If in the micropolitan — soon to include metropolitan — data series I make no other impression, let it be this: Unitarian Universalists, in their different theological stripes, are made not found. Anyone can become a Unitarian Universalist; we need not wait for some unbidden force to convince the stranger that he or she belongs. If might be easier so to do: it helps preserve our historic class prestige, takes less effort and invites fewer conflicts over resources or self-identity. It is, of course, unfaithful and self-defeating, as evidenced by our years of stagnant membership and institutions.
Further, not only may Unitarian Universalists be found anywhere, but (generally speaking) congregations may be gathered anywhere. While I have been an open critic of a creeping form of congregational fundamentalism that’s taken hold in Unitarian Universalist circles, I would agree that it is our basic locus of discipleship. Unitarian Universalists are made, and are usually made in congregations.
Congregations may be found just about anywhere, but that does not mean that we can expect them to follow a common kind of success.
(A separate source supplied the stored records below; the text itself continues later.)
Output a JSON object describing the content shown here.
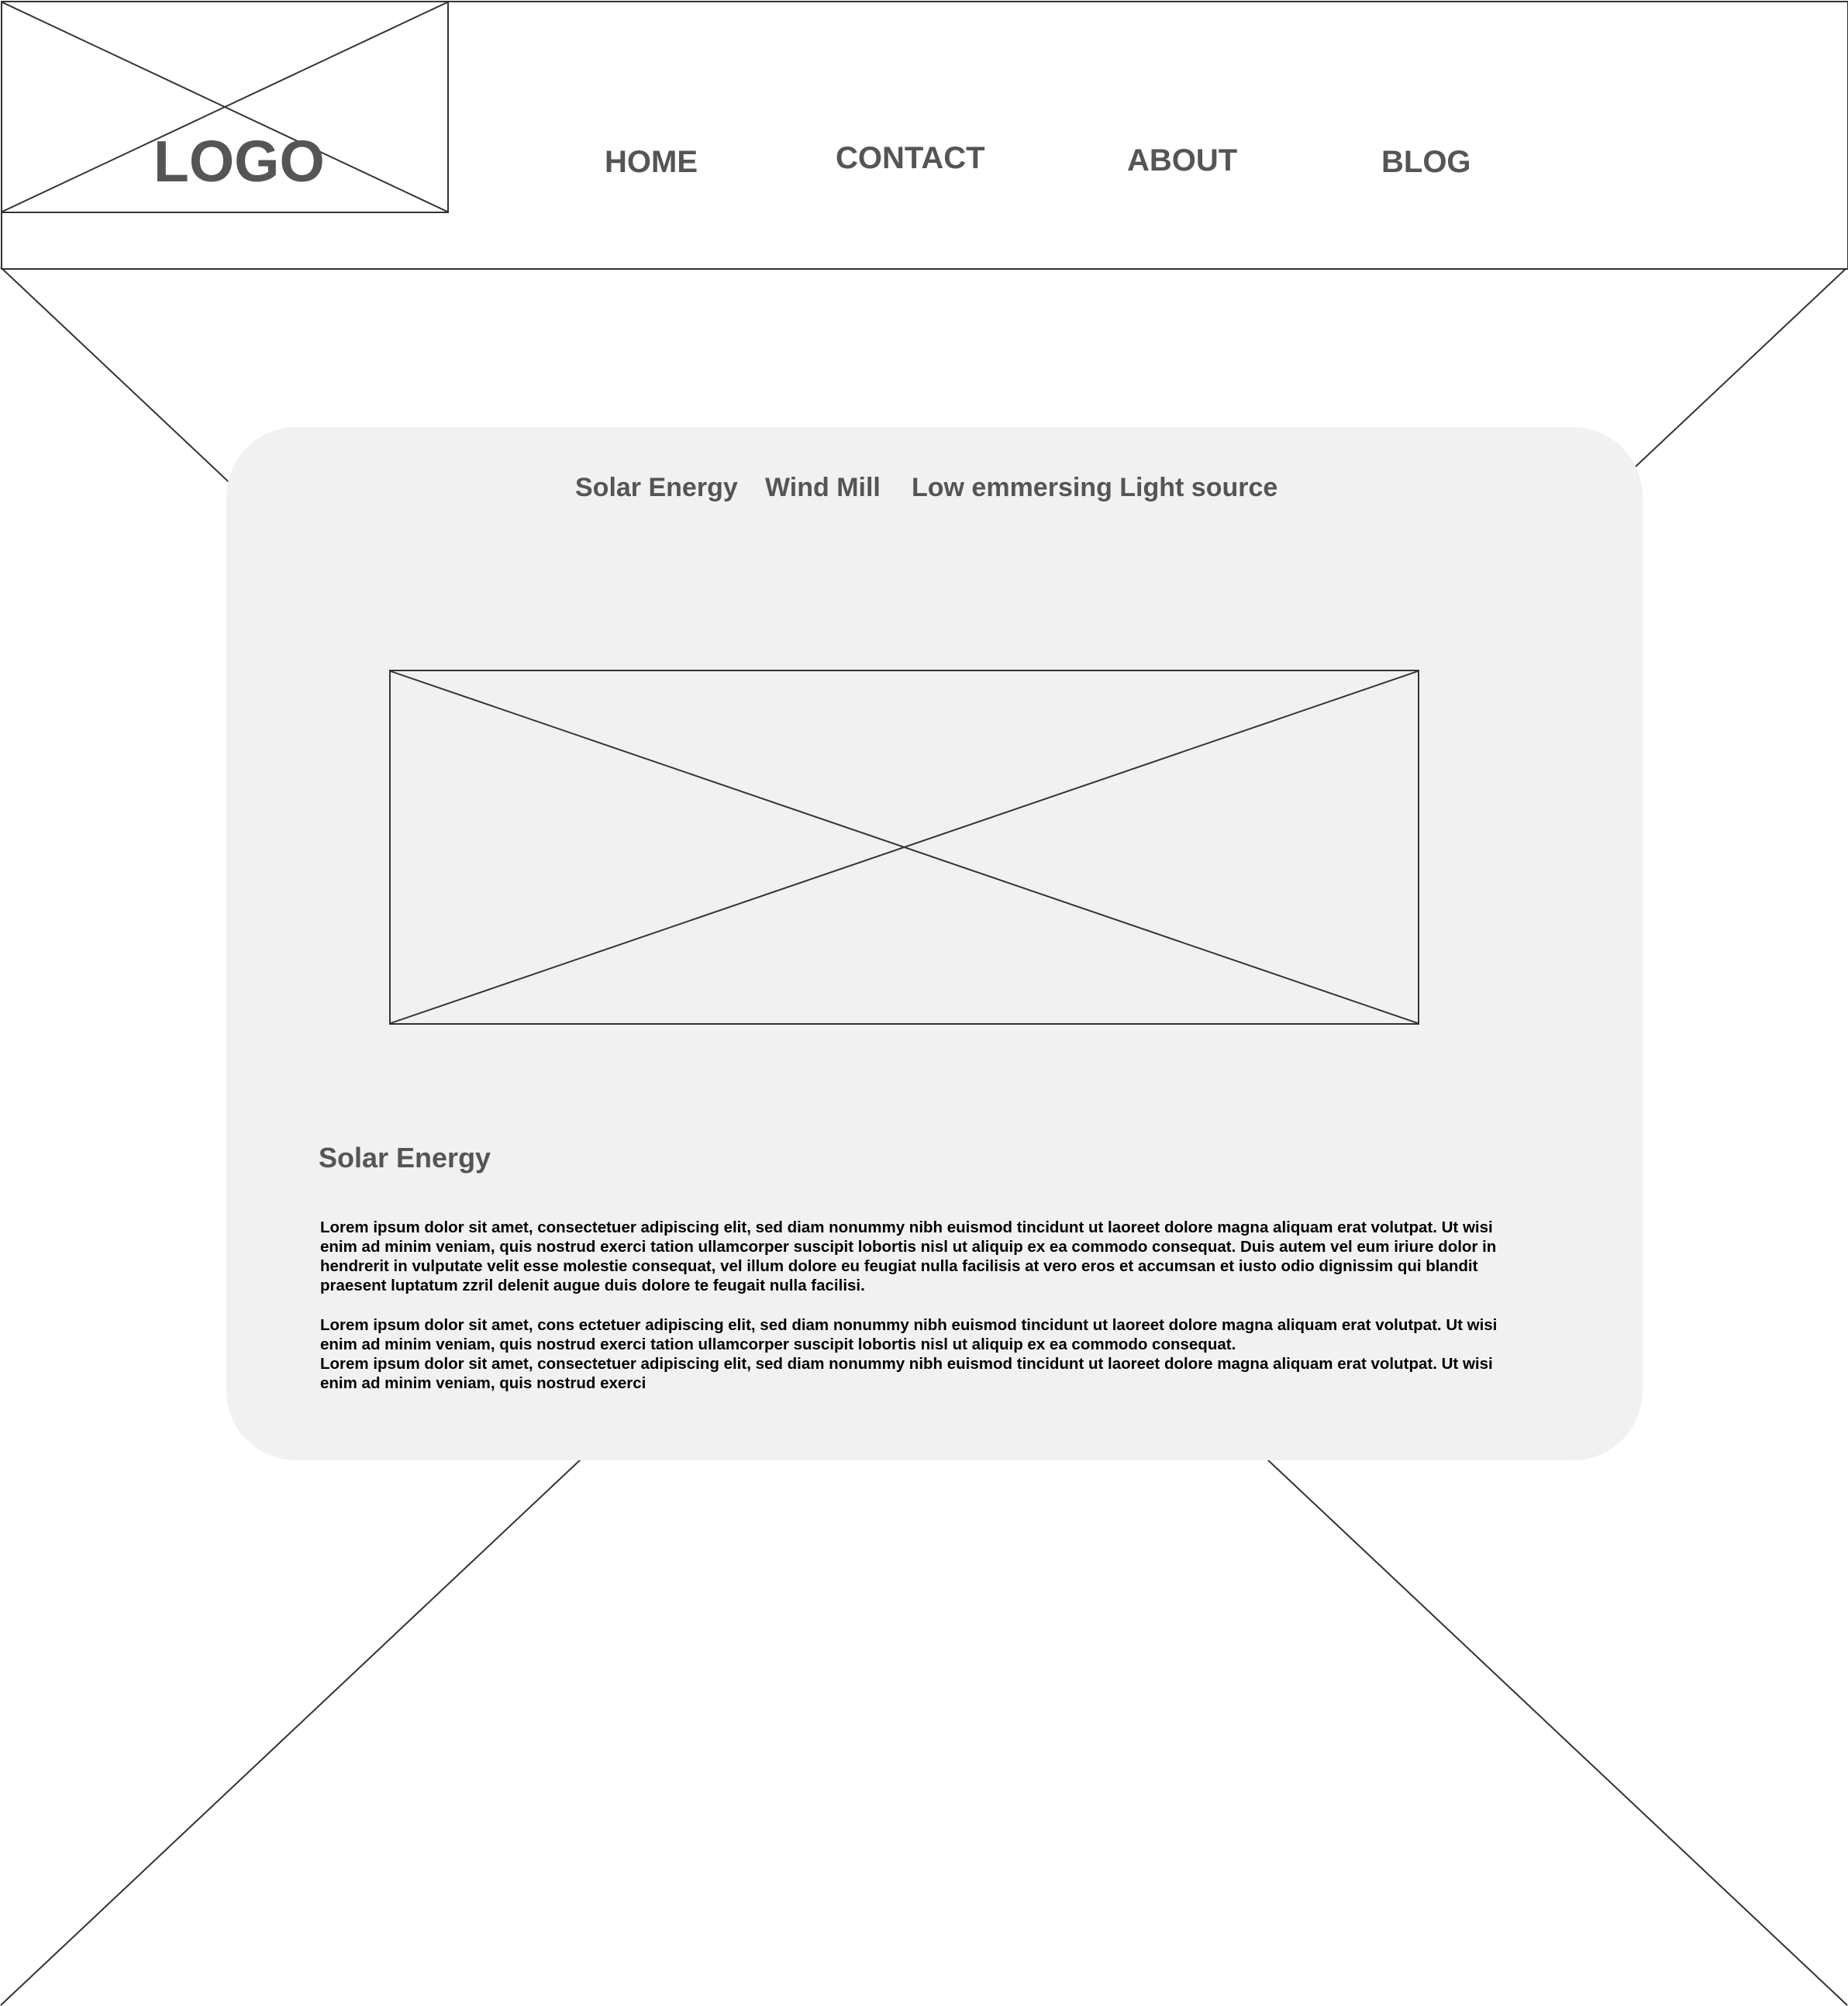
{
  "header": {
    "logo_text": "LOGO",
    "nav": {
      "home": "HOME",
      "contact": "CONTACT",
      "about": "ABOUT",
      "blog": "BLOG"
    }
  },
  "card": {
    "tabs": {
      "solar": "Solar Energy",
      "wind": "Wind Mill",
      "light": "Low emmersing Light source"
    },
    "section_title": "Solar Energy",
    "paragraph_1": "Lorem ipsum dolor sit amet, consectetuer adipiscing elit, sed diam nonummy nibh euismod tincidunt ut laoreet dolore magna aliquam erat volutpat. Ut wisi enim ad minim veniam, quis nostrud exerci tation ullamcorper suscipit lobortis nisl ut aliquip ex ea commodo consequat. Duis autem vel eum iriure dolor in hendrerit in vulputate velit esse molestie consequat, vel illum dolore eu feugiat nulla facilisis at vero eros et accumsan et iusto odio dignissim qui blandit praesent luptatum zzril delenit augue duis dolore te feugait nulla facilisi.",
    "paragraph_2": "Lorem ipsum dolor sit amet, cons ectetuer adipiscing elit, sed diam nonummy nibh euismod tincidunt ut laoreet dolore magna aliquam erat volutpat. Ut wisi enim ad minim veniam, quis nostrud exerci tation ullamcorper suscipit lobortis nisl ut aliquip ex ea commodo consequat.\nLorem ipsum dolor sit amet, consectetuer adipiscing elit, sed diam nonummy nibh euismod tincidunt ut laoreet dolore magna aliquam erat volutpat. Ut wisi enim ad minim veniam, quis nostrud exerci"
  },
  "colors": {
    "stroke": "#333333",
    "label_gray": "#555555",
    "card_background": "#f1f1f1",
    "page_background": "#ffffff"
  }
}
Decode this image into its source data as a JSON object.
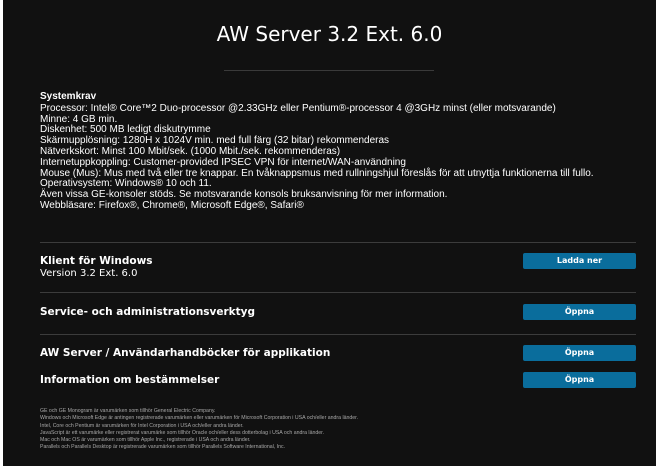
{
  "title": "AW Server 3.2 Ext. 6.0",
  "system_requirements": {
    "heading": "Systemkrav",
    "lines": [
      "Processor: Intel® Core™2 Duo-processor @2.33GHz eller Pentium®-processor 4 @3GHz minst (eller motsvarande)",
      "Minne: 4 GB min.",
      "Diskenhet: 500 MB ledigt diskutrymme",
      "Skärmupplösning: 1280H x 1024V min. med full färg (32 bitar) rekommenderas",
      "Nätverkskort: Minst 100 Mbit/sek. (1000 Mbit./sek. rekommenderas)",
      "Internetuppkoppling: Customer-provided IPSEC VPN för internet/WAN-användning",
      "Mouse (Mus): Mus med två eller tre knappar. En tvåknappsmus med rullningshjul föreslås för att utnyttja funktionerna till fullo.",
      "Operativsystem: Windows® 10 och 11.",
      "Även vissa GE-konsoler stöds. Se motsvarande konsols bruksanvisning för mer information.",
      "Webbläsare: Firefox®, Chrome®, Microsoft Edge®, Safari®"
    ]
  },
  "rows": [
    {
      "title": "Klient för Windows",
      "subtitle": "Version 3.2 Ext. 6.0",
      "button": "Ladda ner"
    },
    {
      "title": "Service- och administrationsverktyg",
      "button": "Öppna"
    },
    {
      "title": "AW Server / Användarhandböcker för applikation",
      "button": "Öppna"
    },
    {
      "title": "Information om bestämmelser",
      "button": "Öppna"
    }
  ],
  "footer": [
    "GE och GE Monogram är varumärken som tillhör General Electric Company.",
    "Windows och Microsoft Edge är antingen registrerade varumärken eller varumärken för Microsoft Corporation i USA och/eller andra länder.",
    "Intel, Core och Pentium är varumärken för Intel Corporation i USA och/eller andra länder.",
    "JavaScript är ett varumärke eller registrerat varumärke som tillhör Oracle och/eller dess dotterbolag i USA och andra länder.",
    "Mac och Mac OS är varumärken som tillhör Apple Inc., registrerade i USA och andra länder.",
    "Parallels och Parallels Desktop är registrerade varumärken som tillhör Parallels Software International, Inc."
  ],
  "colors": {
    "background": "#111111",
    "button": "#0a6d9c",
    "divider": "#3c3c3c"
  }
}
In low population areas, just keeping a congregation together — with occasional worship, a ministry of personal support and some kind of enriching faith sharing — might be success, and worthy of attention, even praise. And so the second take-away, if we really think we have something worth sharing, it needs to be available where people are. First, in their own towns. But also, in their own class and culure, language and expectations.